A former tenant who paid out thousands for a room she could not live in has been unable to get her full deposit back.
On moving in to the Prince George Road property in Stoke Newington on 31 October last year, Marta Cremades found it infested with mice and said she was unable to sleep because of noise caused by the six other tenants living there, especially at night.
She immediately complained to the letting agent, London Corporate Apartments, but the problems remained unsolved for weeks. She then moved out in mid-December despite having a licence to occupy until 30 October 2018.
Last month (31 July), London Corporate Apartments offered to meet Ms Cremades following intervention by the Hackney Citizen. They initially offered Ms Cremades a refund of just £29.43, but then raised it to £699 – £60 short of her full tenancy deposit.
Speaking to the Hackney Citizen about her situation, Ms Cremades said: “I felt very under pressure to accept the partial return of my deposit, given the length of time this nightmare has been going on.
The whole thing has been unbearable, and I just wanted it to end.”
When she queried the shortfall she was asked by the letting agent whether she wanted to go to court for the sake of £60.
Ms Cremades paid over £2,500 in agent’s fees, a deposit and two months’ rent, but spent only seven nights in total at the house, staying with friends the rest of the time.
The letting agent told Ms Cremades that they do not usually give such a large amount of money back.
For complaints that do not involve deposits, such as onerous living conditions, tenants can go to a redress scheme for help.

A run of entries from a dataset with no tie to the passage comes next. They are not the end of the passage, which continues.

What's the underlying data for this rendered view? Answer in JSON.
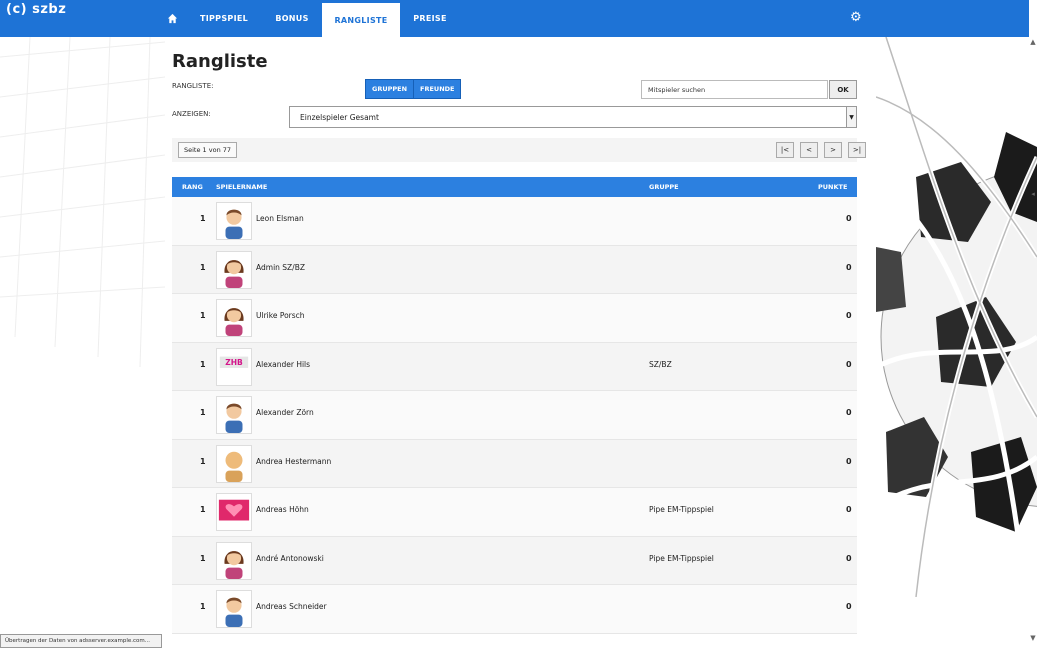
{
  "brand": "(c) szbz",
  "nav": {
    "home_icon": "home-icon",
    "items": [
      {
        "label": "TIPPSPIEL"
      },
      {
        "label": "BONUS"
      },
      {
        "label": "RANGLISTE"
      },
      {
        "label": "PREISE"
      }
    ],
    "active": "RANGLISTE",
    "settings_icon": "gear-icon"
  },
  "page": {
    "title": "Rangliste",
    "rangliste_label": "RANGLISTE:",
    "toggle": [
      "GRUPPEN",
      "FREUNDE"
    ],
    "search_value": "Mitspieler suchen",
    "ok_label": "OK",
    "anzeigen_label": "ANZEIGEN:",
    "select_value": "Einzelspieler Gesamt",
    "page_info": "Seite 1 von 77",
    "pager": [
      "|<",
      "<",
      ">",
      ">|"
    ]
  },
  "table": {
    "headers": {
      "rank": "RANG",
      "player": "SPIELERNAME",
      "group": "GRUPPE",
      "points": "PUNKTE"
    },
    "rows": [
      {
        "rank": "1",
        "avatar": "boy-avatar-icon",
        "player": "Leon Elsman",
        "group": "",
        "points": "0"
      },
      {
        "rank": "1",
        "avatar": "girl-avatar-icon",
        "player": "Admin SZ/BZ",
        "group": "",
        "points": "0"
      },
      {
        "rank": "1",
        "avatar": "girl-avatar-icon",
        "player": "Ulrike Porsch",
        "group": "",
        "points": "0"
      },
      {
        "rank": "1",
        "avatar": "logo-avatar-icon",
        "player": "Alexander Hils",
        "group": "SZ/BZ",
        "points": "0"
      },
      {
        "rank": "1",
        "avatar": "boy-avatar-icon",
        "player": "Alexander Zörn",
        "group": "",
        "points": "0"
      },
      {
        "rank": "1",
        "avatar": "bald-avatar-icon",
        "player": "Andrea Hestermann",
        "group": "",
        "points": "0"
      },
      {
        "rank": "1",
        "avatar": "heart-avatar-icon",
        "player": "Andreas Höhn",
        "group": "Pipe EM-Tippspiel",
        "points": "0"
      },
      {
        "rank": "1",
        "avatar": "girl-avatar-icon",
        "player": "André Antonowski",
        "group": "Pipe EM-Tippspiel",
        "points": "0"
      },
      {
        "rank": "1",
        "avatar": "boy-avatar-icon",
        "player": "Andreas Schneider",
        "group": "",
        "points": "0"
      }
    ]
  },
  "status_text": "Übertragen der Daten von adsserver.example.com..."
}
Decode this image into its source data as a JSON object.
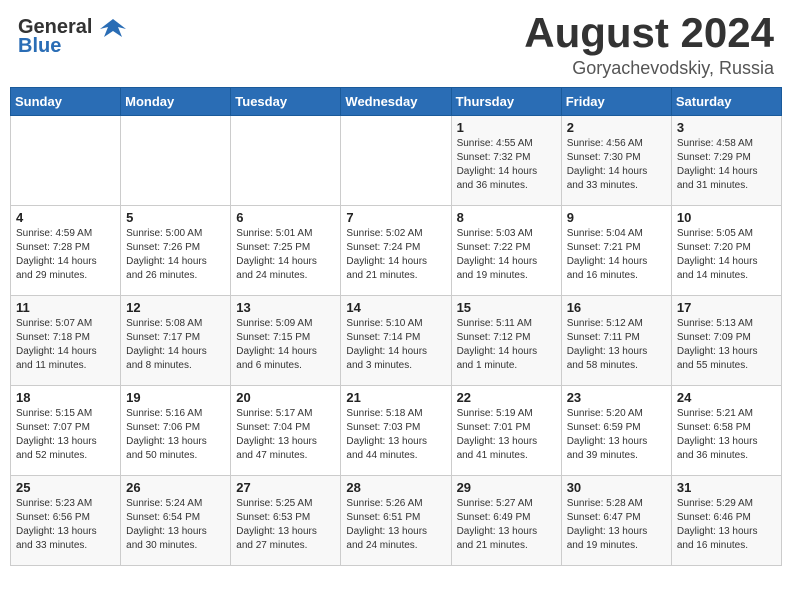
{
  "header": {
    "logo_line1": "General",
    "logo_line2": "Blue",
    "month": "August 2024",
    "location": "Goryachevodskiy, Russia"
  },
  "weekdays": [
    "Sunday",
    "Monday",
    "Tuesday",
    "Wednesday",
    "Thursday",
    "Friday",
    "Saturday"
  ],
  "weeks": [
    [
      {
        "day": "",
        "info": ""
      },
      {
        "day": "",
        "info": ""
      },
      {
        "day": "",
        "info": ""
      },
      {
        "day": "",
        "info": ""
      },
      {
        "day": "1",
        "info": "Sunrise: 4:55 AM\nSunset: 7:32 PM\nDaylight: 14 hours\nand 36 minutes."
      },
      {
        "day": "2",
        "info": "Sunrise: 4:56 AM\nSunset: 7:30 PM\nDaylight: 14 hours\nand 33 minutes."
      },
      {
        "day": "3",
        "info": "Sunrise: 4:58 AM\nSunset: 7:29 PM\nDaylight: 14 hours\nand 31 minutes."
      }
    ],
    [
      {
        "day": "4",
        "info": "Sunrise: 4:59 AM\nSunset: 7:28 PM\nDaylight: 14 hours\nand 29 minutes."
      },
      {
        "day": "5",
        "info": "Sunrise: 5:00 AM\nSunset: 7:26 PM\nDaylight: 14 hours\nand 26 minutes."
      },
      {
        "day": "6",
        "info": "Sunrise: 5:01 AM\nSunset: 7:25 PM\nDaylight: 14 hours\nand 24 minutes."
      },
      {
        "day": "7",
        "info": "Sunrise: 5:02 AM\nSunset: 7:24 PM\nDaylight: 14 hours\nand 21 minutes."
      },
      {
        "day": "8",
        "info": "Sunrise: 5:03 AM\nSunset: 7:22 PM\nDaylight: 14 hours\nand 19 minutes."
      },
      {
        "day": "9",
        "info": "Sunrise: 5:04 AM\nSunset: 7:21 PM\nDaylight: 14 hours\nand 16 minutes."
      },
      {
        "day": "10",
        "info": "Sunrise: 5:05 AM\nSunset: 7:20 PM\nDaylight: 14 hours\nand 14 minutes."
      }
    ],
    [
      {
        "day": "11",
        "info": "Sunrise: 5:07 AM\nSunset: 7:18 PM\nDaylight: 14 hours\nand 11 minutes."
      },
      {
        "day": "12",
        "info": "Sunrise: 5:08 AM\nSunset: 7:17 PM\nDaylight: 14 hours\nand 8 minutes."
      },
      {
        "day": "13",
        "info": "Sunrise: 5:09 AM\nSunset: 7:15 PM\nDaylight: 14 hours\nand 6 minutes."
      },
      {
        "day": "14",
        "info": "Sunrise: 5:10 AM\nSunset: 7:14 PM\nDaylight: 14 hours\nand 3 minutes."
      },
      {
        "day": "15",
        "info": "Sunrise: 5:11 AM\nSunset: 7:12 PM\nDaylight: 14 hours\nand 1 minute."
      },
      {
        "day": "16",
        "info": "Sunrise: 5:12 AM\nSunset: 7:11 PM\nDaylight: 13 hours\nand 58 minutes."
      },
      {
        "day": "17",
        "info": "Sunrise: 5:13 AM\nSunset: 7:09 PM\nDaylight: 13 hours\nand 55 minutes."
      }
    ],
    [
      {
        "day": "18",
        "info": "Sunrise: 5:15 AM\nSunset: 7:07 PM\nDaylight: 13 hours\nand 52 minutes."
      },
      {
        "day": "19",
        "info": "Sunrise: 5:16 AM\nSunset: 7:06 PM\nDaylight: 13 hours\nand 50 minutes."
      },
      {
        "day": "20",
        "info": "Sunrise: 5:17 AM\nSunset: 7:04 PM\nDaylight: 13 hours\nand 47 minutes."
      },
      {
        "day": "21",
        "info": "Sunrise: 5:18 AM\nSunset: 7:03 PM\nDaylight: 13 hours\nand 44 minutes."
      },
      {
        "day": "22",
        "info": "Sunrise: 5:19 AM\nSunset: 7:01 PM\nDaylight: 13 hours\nand 41 minutes."
      },
      {
        "day": "23",
        "info": "Sunrise: 5:20 AM\nSunset: 6:59 PM\nDaylight: 13 hours\nand 39 minutes."
      },
      {
        "day": "24",
        "info": "Sunrise: 5:21 AM\nSunset: 6:58 PM\nDaylight: 13 hours\nand 36 minutes."
      }
    ],
    [
      {
        "day": "25",
        "info": "Sunrise: 5:23 AM\nSunset: 6:56 PM\nDaylight: 13 hours\nand 33 minutes."
      },
      {
        "day": "26",
        "info": "Sunrise: 5:24 AM\nSunset: 6:54 PM\nDaylight: 13 hours\nand 30 minutes."
      },
      {
        "day": "27",
        "info": "Sunrise: 5:25 AM\nSunset: 6:53 PM\nDaylight: 13 hours\nand 27 minutes."
      },
      {
        "day": "28",
        "info": "Sunrise: 5:26 AM\nSunset: 6:51 PM\nDaylight: 13 hours\nand 24 minutes."
      },
      {
        "day": "29",
        "info": "Sunrise: 5:27 AM\nSunset: 6:49 PM\nDaylight: 13 hours\nand 21 minutes."
      },
      {
        "day": "30",
        "info": "Sunrise: 5:28 AM\nSunset: 6:47 PM\nDaylight: 13 hours\nand 19 minutes."
      },
      {
        "day": "31",
        "info": "Sunrise: 5:29 AM\nSunset: 6:46 PM\nDaylight: 13 hours\nand 16 minutes."
      }
    ]
  ]
}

However at the time of her tenancy, London Corporate Apartments was not signed up to such a scheme.
The letting agent finally joined the Property Redress Scheme (PRS) on 18 July, but its membership was terminated on 27 July – two days before Ms Cremades met them.
London Corporate Apartments told her they were signed up to the PRS at their meeting on 31 July, however it was not re-instated as a member until 2 August.
Desperate to end her “nightmare”, Ms Cremades then signed an agreement not to pursue the letting agent any further.
But when the Citizen later presented the agreement to a lawyer to examine, the lawyer described it as “a questionable document”.
Earlier this year (13 March) a judge dismissed London Corporate Apartments’ appeal against the £5,000 imposed on them by Tower Hamlets Council for failing to list their fees, as required under the Consumer Rights Act 2015.
The judge also awarded costs of £2,700.00 against London Corporate Apartments Ltd to pay for Tower Hamlets Council’s defence of the case.
Tower Hamlets Council issued a penalty of £5,000 against London Corporate Apartments Ltd later the same month (28 March) for failure to belong to a property redress scheme as required under the Redress Schemes for Lettings Agency Work and Property Management Work (Requirement to Belong to a Scheme etc) (England) Order 2014.
London Corporate Apartments Ltd has appealed. A date for the hearing has not yet been set.
The Hackney Citizen requested comment from London Corporate Apartments on a number of matters.
However, the company had not responded by time of publication.